In a sudden fury, Phail cried, “How did he find us? Someone on board—” But he cut it abruptly off, spun around, tossed the package back into the safe and shut the safe door. He pointed at me and said to Davus, “Get him out of sight. Back in his room.”
“Yes, sir.” Davus came toward me.
Phail said to him, with cold authority, “Gently, Davus. He’ll go with you, there won’t be any trouble.”
Davus pouted, as though he’d been scolded by a teacher. “Yes, sir,” he said sullenly.
Phail said to me, “Go with him. We’ll get back to this later.”
I said, “Should I put the paper and pencils away?”
Phail made a crooked smile and said, “No, that won’t be necessary. Just go with Davus.”
“All right.”
I followed Davus out of the room. He took me back the same way I had come. This time, as we walked along the deck, the ship was on our right and the empty dark on our left. There was suddenly light out there in the emptiness. I stopped and looked, my hand resting on the rail, and saw an airplane, outlined by its own lights, sail on a long diagonal across the black, from upper right to lower left, its landing lights suddenly picking out at the end of the diagonal the choppiness of black water in the black night. The plane landed on the water and made a long sweeping turn toward us, its lights creating choppy water wherever they touched.
Davus tugged at my arm. “You’re supposed to come along peaceful,” he said. “Don’t get your hopes up about the General. He isn’t here to save you from anybody.”
I let him pull me away, and after that followed him without trouble back to my room.
XXIX
There was no third meal in that cycle. Being without it made me hungry, and this hunger made it difficult for me to go to sleep, but there was nothing else to do and so eventually sleep did come to me.
For the first time in a long while I was not permitted to sleep until I woke up of my own volition. Rough hands shaking me drove me out of sleep, and it seemed as though I’d barely closed my eyes. I sat up, bleary-eyed and fuzzy-minded, and saw that it was Davus who had awakened me.
Davus, speaking swiftly and softly, said to me, “The General wants you. He wants to see you. You awake?”
“I haven’t been fed,” I said. “The food was never brought to me.”
“Don’t be an idiot. Listen to me. If you’re smart, you’ll listen to me. Keep a close mouth when you talk to the General, you hear me?”
“A close mouth?”
“Nobody mistreated you,” he said. “Mister Phail asked you some questions and you gave him the answers, and that’s all. And nobody hit you or threw you in the water or anything like that.”

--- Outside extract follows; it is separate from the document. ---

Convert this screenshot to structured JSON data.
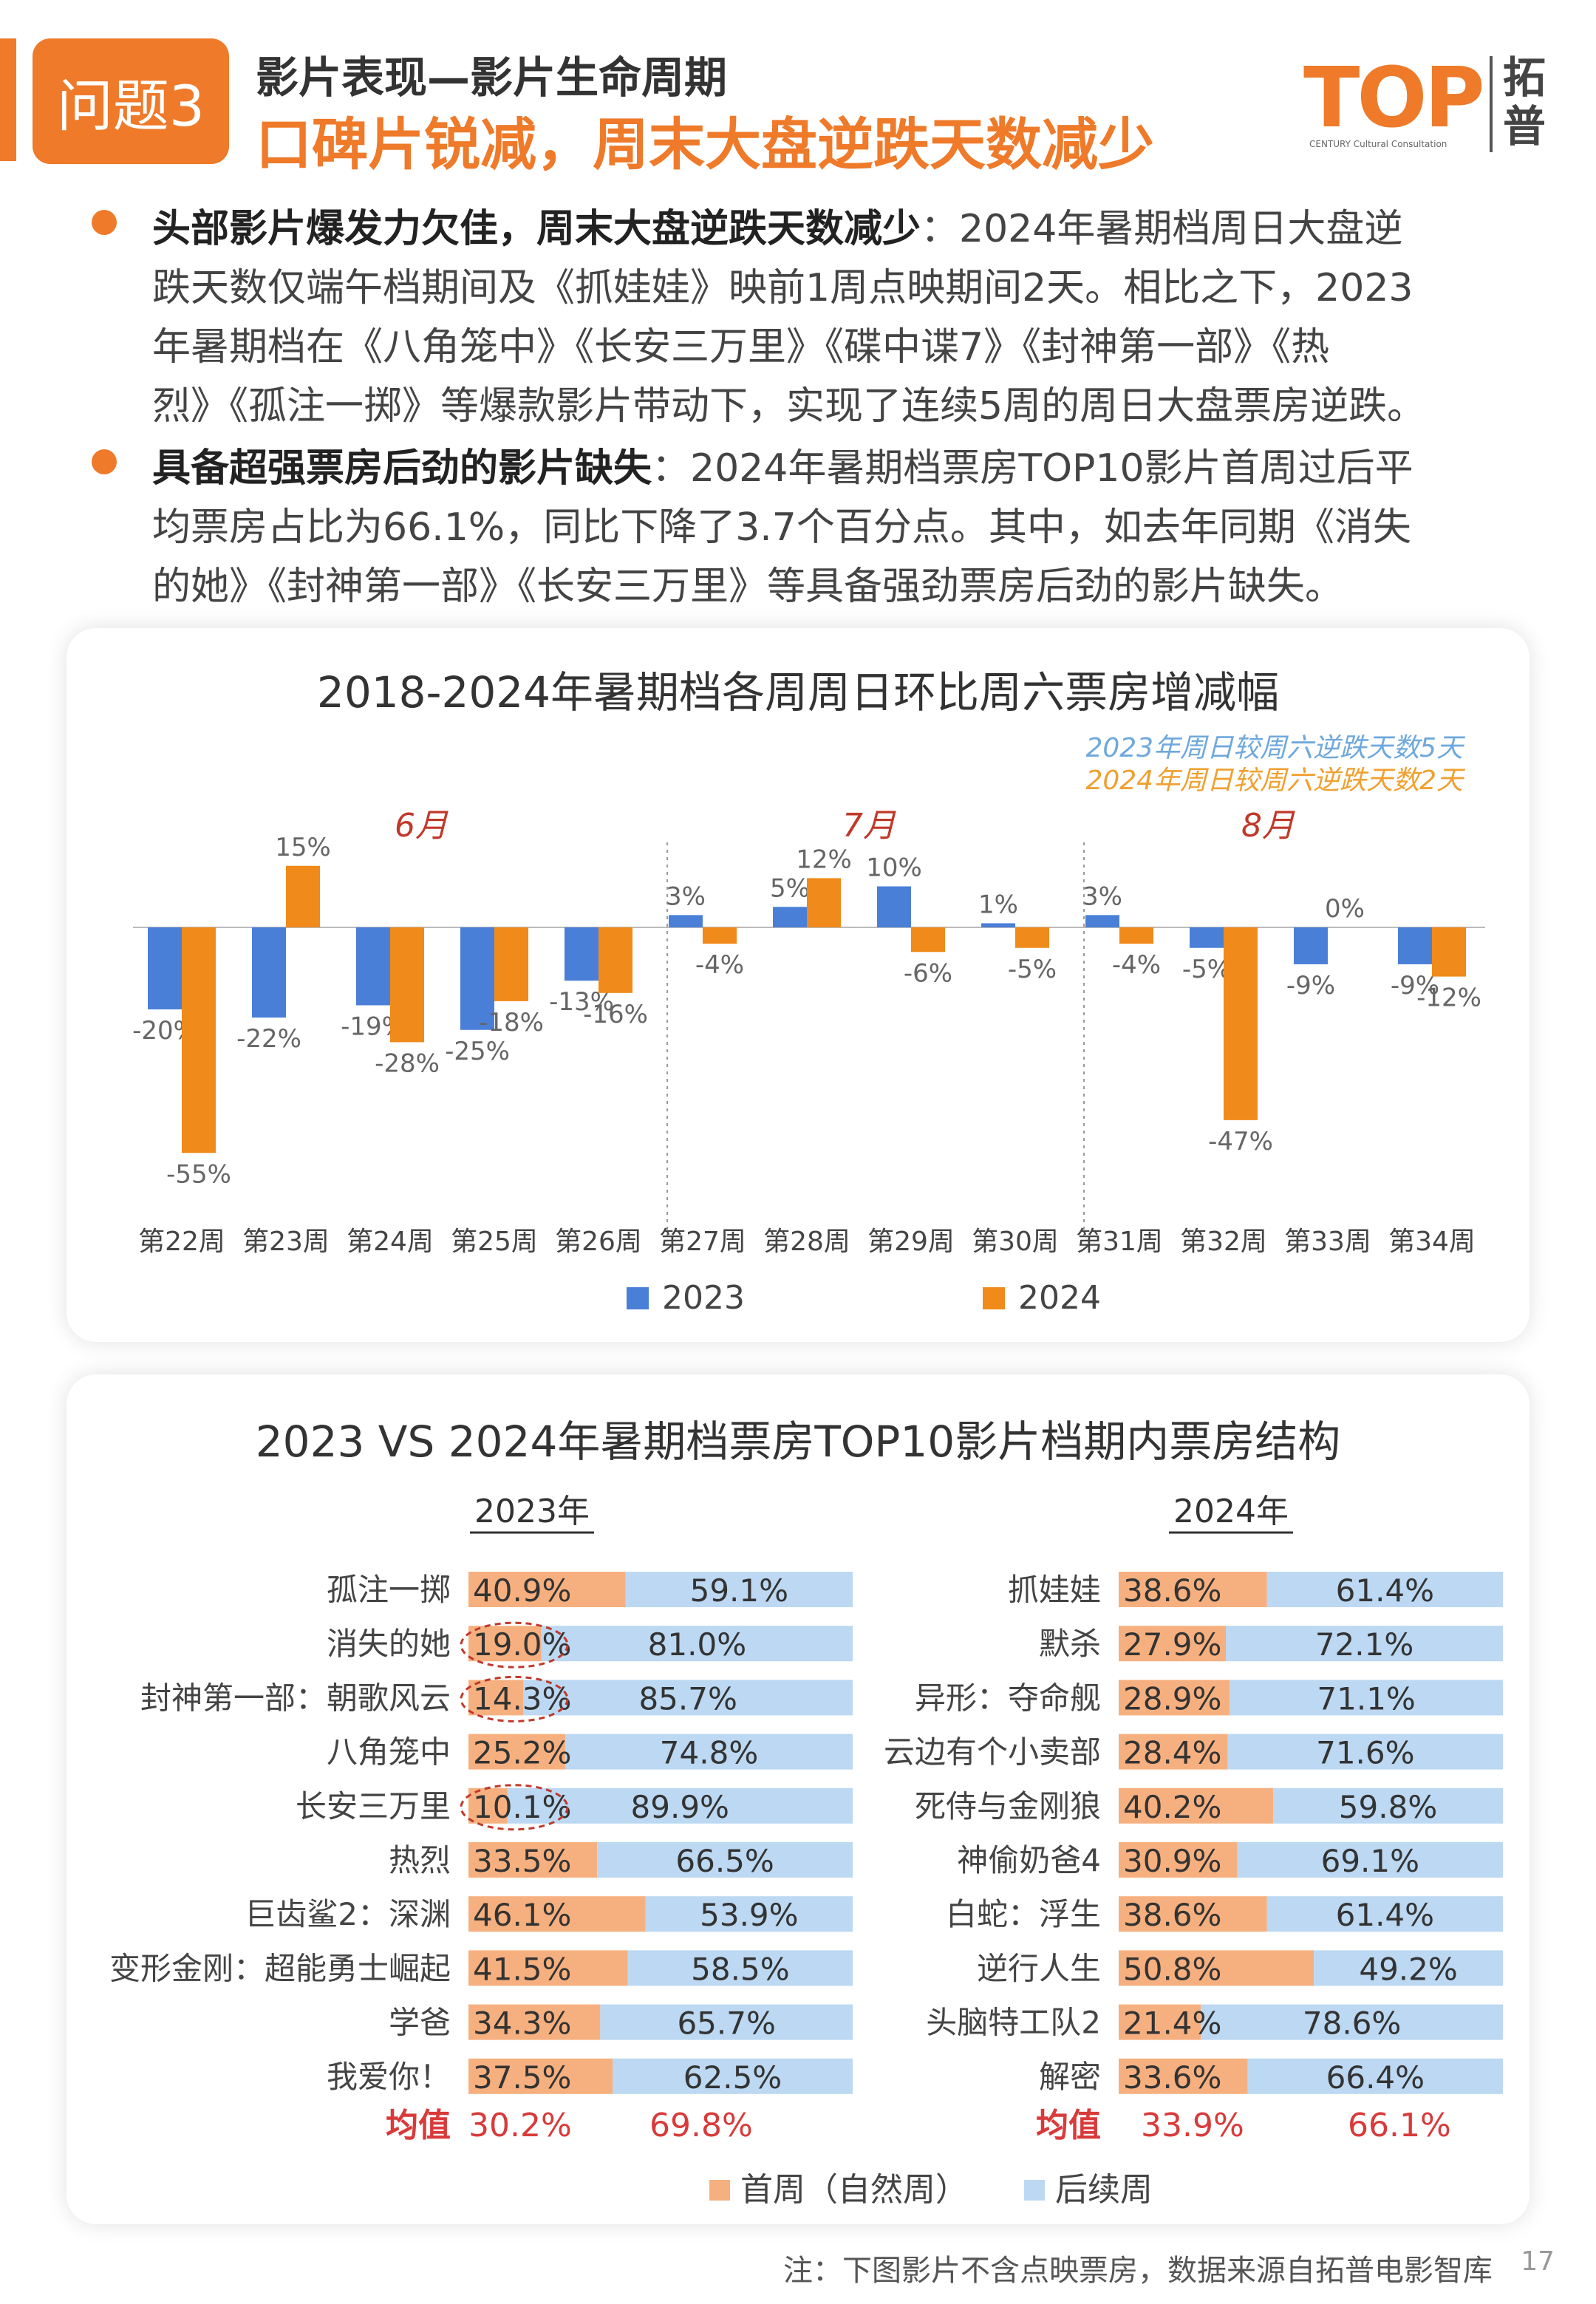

“You threw me in the water,” I said.
“Not if you know what’s good for you,” he said, still speaking low and fast. “Not if you don’t want trouble later on. You just be careful and watch yourself.” He straightened. “Come on.”

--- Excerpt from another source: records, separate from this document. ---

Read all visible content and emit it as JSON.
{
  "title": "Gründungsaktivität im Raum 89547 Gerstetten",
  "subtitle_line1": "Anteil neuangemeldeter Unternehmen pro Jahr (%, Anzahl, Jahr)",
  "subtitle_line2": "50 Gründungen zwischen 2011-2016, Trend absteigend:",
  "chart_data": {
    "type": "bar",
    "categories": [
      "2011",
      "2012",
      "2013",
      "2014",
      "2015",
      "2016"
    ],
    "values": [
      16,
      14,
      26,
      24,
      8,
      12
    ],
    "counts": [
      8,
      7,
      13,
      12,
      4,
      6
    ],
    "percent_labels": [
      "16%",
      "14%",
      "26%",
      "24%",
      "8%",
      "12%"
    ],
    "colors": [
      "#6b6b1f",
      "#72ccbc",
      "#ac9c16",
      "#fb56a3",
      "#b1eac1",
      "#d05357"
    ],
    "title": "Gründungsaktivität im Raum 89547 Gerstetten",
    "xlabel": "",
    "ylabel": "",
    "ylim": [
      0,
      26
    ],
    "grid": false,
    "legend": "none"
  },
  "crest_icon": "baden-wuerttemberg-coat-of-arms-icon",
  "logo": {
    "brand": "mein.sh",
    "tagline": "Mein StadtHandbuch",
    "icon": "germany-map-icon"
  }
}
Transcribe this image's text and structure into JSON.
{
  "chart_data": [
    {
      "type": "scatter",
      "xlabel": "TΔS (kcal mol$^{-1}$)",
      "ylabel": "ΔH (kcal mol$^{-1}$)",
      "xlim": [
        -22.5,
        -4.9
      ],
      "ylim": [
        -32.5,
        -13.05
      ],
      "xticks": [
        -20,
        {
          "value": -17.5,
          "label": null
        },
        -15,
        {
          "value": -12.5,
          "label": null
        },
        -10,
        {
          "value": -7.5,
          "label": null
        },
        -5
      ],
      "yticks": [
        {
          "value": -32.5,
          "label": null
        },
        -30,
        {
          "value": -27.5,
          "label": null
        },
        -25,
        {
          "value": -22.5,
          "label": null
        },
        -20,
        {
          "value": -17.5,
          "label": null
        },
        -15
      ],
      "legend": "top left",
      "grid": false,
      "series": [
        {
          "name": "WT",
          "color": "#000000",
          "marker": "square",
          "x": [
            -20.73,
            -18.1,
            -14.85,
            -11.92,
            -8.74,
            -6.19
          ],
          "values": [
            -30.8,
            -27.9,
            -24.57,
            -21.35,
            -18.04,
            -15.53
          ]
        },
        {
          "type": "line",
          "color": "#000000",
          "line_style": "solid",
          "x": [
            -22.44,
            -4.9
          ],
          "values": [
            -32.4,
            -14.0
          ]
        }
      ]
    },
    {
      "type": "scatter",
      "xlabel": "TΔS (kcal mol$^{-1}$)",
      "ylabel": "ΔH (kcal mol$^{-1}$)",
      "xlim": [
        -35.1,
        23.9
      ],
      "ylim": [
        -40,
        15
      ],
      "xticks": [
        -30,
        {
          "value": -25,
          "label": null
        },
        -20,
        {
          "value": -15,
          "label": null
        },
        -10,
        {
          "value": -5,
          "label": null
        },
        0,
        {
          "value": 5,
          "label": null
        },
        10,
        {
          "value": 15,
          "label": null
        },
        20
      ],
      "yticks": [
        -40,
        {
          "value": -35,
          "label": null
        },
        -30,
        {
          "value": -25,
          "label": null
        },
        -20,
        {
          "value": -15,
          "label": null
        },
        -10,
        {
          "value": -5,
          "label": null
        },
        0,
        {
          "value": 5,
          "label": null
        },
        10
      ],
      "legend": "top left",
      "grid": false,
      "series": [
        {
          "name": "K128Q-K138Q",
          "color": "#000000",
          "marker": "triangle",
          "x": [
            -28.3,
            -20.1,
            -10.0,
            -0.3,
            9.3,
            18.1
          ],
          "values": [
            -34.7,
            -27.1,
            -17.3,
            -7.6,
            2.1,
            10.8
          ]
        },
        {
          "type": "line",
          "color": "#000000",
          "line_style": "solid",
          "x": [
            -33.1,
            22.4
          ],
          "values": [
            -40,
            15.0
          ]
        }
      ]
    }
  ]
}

I got up from the bed and followed him and he took me the same route back to the same room. We entered, and this time the room was full of people.

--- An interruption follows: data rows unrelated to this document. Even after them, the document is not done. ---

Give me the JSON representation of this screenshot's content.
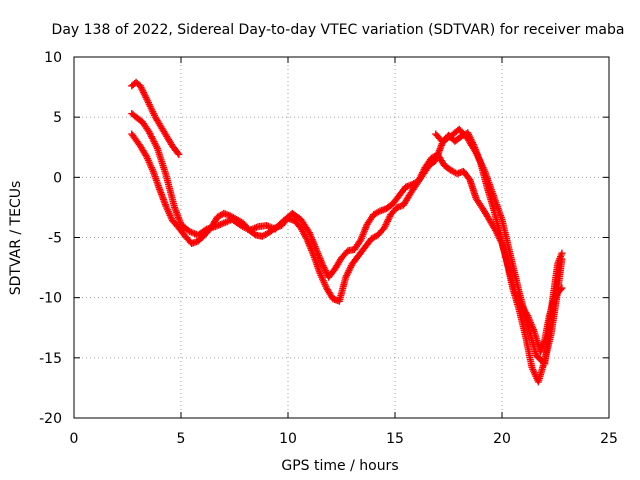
{
  "chart_data": {
    "type": "scatter",
    "title": "Day 138 of 2022, Sidereal Day-to-day VTEC variation (SDTVAR) for receiver maba",
    "xlabel": "GPS time / hours",
    "ylabel": "SDTVAR / TECUs",
    "xlim": [
      0,
      25
    ],
    "ylim": [
      -20,
      10
    ],
    "xticks": [
      0,
      5,
      10,
      15,
      20,
      25
    ],
    "yticks": [
      -20,
      -15,
      -10,
      -5,
      0,
      5,
      10
    ],
    "xtick_labels": [
      "0",
      "5",
      "10",
      "15",
      "20",
      "25"
    ],
    "ytick_labels": [
      "-20",
      "-15",
      "-10",
      "-5",
      "0",
      "5",
      "10"
    ],
    "grid": true,
    "marker": "plus",
    "color": "#ff0000",
    "series": [
      {
        "x": [
          2.7,
          2.9,
          3.1,
          3.4,
          3.8,
          4.2,
          4.6,
          4.9
        ],
        "y": [
          7.6,
          7.9,
          7.6,
          6.5,
          5.0,
          3.8,
          2.6,
          1.9
        ]
      },
      {
        "x": [
          2.7,
          2.9,
          3.2,
          3.5,
          3.9,
          4.3,
          4.7,
          5.0,
          5.4,
          5.8,
          6.2,
          6.6,
          7.0,
          7.4,
          7.8,
          8.2,
          8.6,
          9.0,
          9.4,
          9.8,
          10.2,
          10.6,
          11.0,
          11.3,
          11.6,
          11.9,
          12.2,
          12.5,
          12.8,
          13.1,
          13.4,
          13.7,
          14.0,
          14.3,
          14.6,
          14.9,
          15.2,
          15.5,
          15.8,
          16.1,
          16.4,
          16.7,
          17.0,
          17.3,
          17.6,
          17.9,
          18.2,
          18.5,
          18.8,
          19.1,
          19.4,
          19.7,
          20.0,
          20.3,
          20.6,
          20.9,
          21.2,
          21.5,
          21.8,
          22.0,
          22.2,
          22.4,
          22.6,
          22.8
        ],
        "y": [
          5.3,
          5.0,
          4.6,
          3.8,
          2.4,
          0.2,
          -2.5,
          -3.9,
          -4.5,
          -4.8,
          -4.3,
          -4.1,
          -3.8,
          -3.5,
          -4.0,
          -4.4,
          -4.1,
          -4.0,
          -4.3,
          -3.6,
          -3.0,
          -3.5,
          -4.6,
          -5.9,
          -7.2,
          -8.3,
          -7.6,
          -6.7,
          -6.1,
          -6.0,
          -5.2,
          -3.9,
          -3.1,
          -2.8,
          -2.6,
          -2.2,
          -1.5,
          -0.8,
          -0.6,
          -0.3,
          0.8,
          1.6,
          1.9,
          1.0,
          0.6,
          0.3,
          0.5,
          -0.2,
          -1.8,
          -2.6,
          -3.5,
          -4.4,
          -5.5,
          -7.5,
          -9.5,
          -10.6,
          -11.5,
          -12.8,
          -14.5,
          -13.5,
          -11.6,
          -10.3,
          -9.6,
          -9.2
        ]
      },
      {
        "x": [
          2.7,
          2.9,
          3.1,
          3.4,
          3.7,
          4.0,
          4.3,
          4.6,
          4.9,
          5.2,
          5.5,
          5.8,
          6.1,
          6.4,
          6.7,
          7.0,
          7.3,
          7.6,
          7.9,
          8.2,
          8.5,
          8.8,
          9.1,
          9.4,
          9.7,
          10.0,
          10.3,
          10.6,
          10.9,
          11.2,
          11.5,
          11.8,
          12.1,
          12.4,
          12.7,
          13.0,
          13.3,
          13.6,
          13.9,
          14.2,
          14.5,
          14.8,
          15.1,
          15.4,
          15.7,
          16.0,
          16.3,
          16.6,
          16.9,
          17.2,
          17.5,
          17.8,
          18.1,
          18.4,
          18.7,
          19.0,
          19.3,
          19.6,
          19.9,
          20.2,
          20.5,
          20.8,
          21.1,
          21.4,
          21.7,
          22.0,
          22.3,
          22.6,
          22.8
        ],
        "y": [
          3.6,
          3.1,
          2.6,
          1.7,
          0.5,
          -1.0,
          -2.4,
          -3.6,
          -4.2,
          -4.9,
          -5.5,
          -5.3,
          -4.8,
          -4.2,
          -3.3,
          -3.0,
          -3.2,
          -3.5,
          -3.8,
          -4.4,
          -4.8,
          -4.9,
          -4.6,
          -4.2,
          -4.0,
          -3.4,
          -3.6,
          -4.2,
          -5.2,
          -6.5,
          -8.0,
          -9.2,
          -10.1,
          -10.3,
          -8.3,
          -7.2,
          -6.5,
          -5.8,
          -5.1,
          -4.8,
          -4.2,
          -3.1,
          -2.5,
          -2.3,
          -1.4,
          -0.6,
          0.2,
          1.0,
          1.4,
          2.8,
          3.5,
          3.0,
          3.4,
          3.7,
          2.6,
          1.2,
          -0.8,
          -2.6,
          -4.6,
          -6.8,
          -9.2,
          -11.0,
          -13.2,
          -15.8,
          -17.0,
          -15.2,
          -13.0,
          -9.5,
          -6.8
        ]
      },
      {
        "x": [
          16.9,
          17.2,
          17.6,
          18.0,
          18.4,
          18.8,
          19.2,
          19.6,
          20.0,
          20.4,
          20.8,
          21.2,
          21.6,
          22.0,
          22.3,
          22.6,
          22.8
        ],
        "y": [
          3.6,
          3.0,
          3.4,
          4.0,
          3.2,
          2.0,
          0.5,
          -1.5,
          -3.5,
          -6.5,
          -9.5,
          -12.2,
          -14.8,
          -15.5,
          -11.0,
          -7.2,
          -6.3
        ]
      }
    ]
  }
}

Back in the corner, near the safe, stood Phail, looking wary. In another corner, their arms folded over their chests and their faces carefully blank, stood Malik and Rose. Sitting at the desk was a big old man as gnarled and thick as an old tree. He had thick white hair, a heavy and strong-looking body, huge jagged hands resting on the desktop, and a weathered craggy face dominated by burning eyes of a pale pale blue. Standing behind him, one to either side, were the other two young officials who had been with Phail on the inspection tour of the mine.
The big old man at the desk said, “You’re Malone?” His voice was hoarse and scattered, as though he’d had a very strong deep voice and had overworked it.
I said, “Yes. Rolf Malone.”
He said, “Phail tells me you’re willing to cooperate.”
“Yes.”
He said, “How much?”
“What?”
“How much do you want? What’s your bargaining price? You want a percentage, I suppose.”
I said, “Could I have antizone?”
Everyone reacted to that. Phail blanched, and looked frightened. All the others seemed surprised. Only Malik and Rose maintained their impassivity.
The old man said, “What do you mean, you want antizone?”
“I want to blot everything out,” I said. “If I could have an injection of antizone, and then you could send me back to the mine.”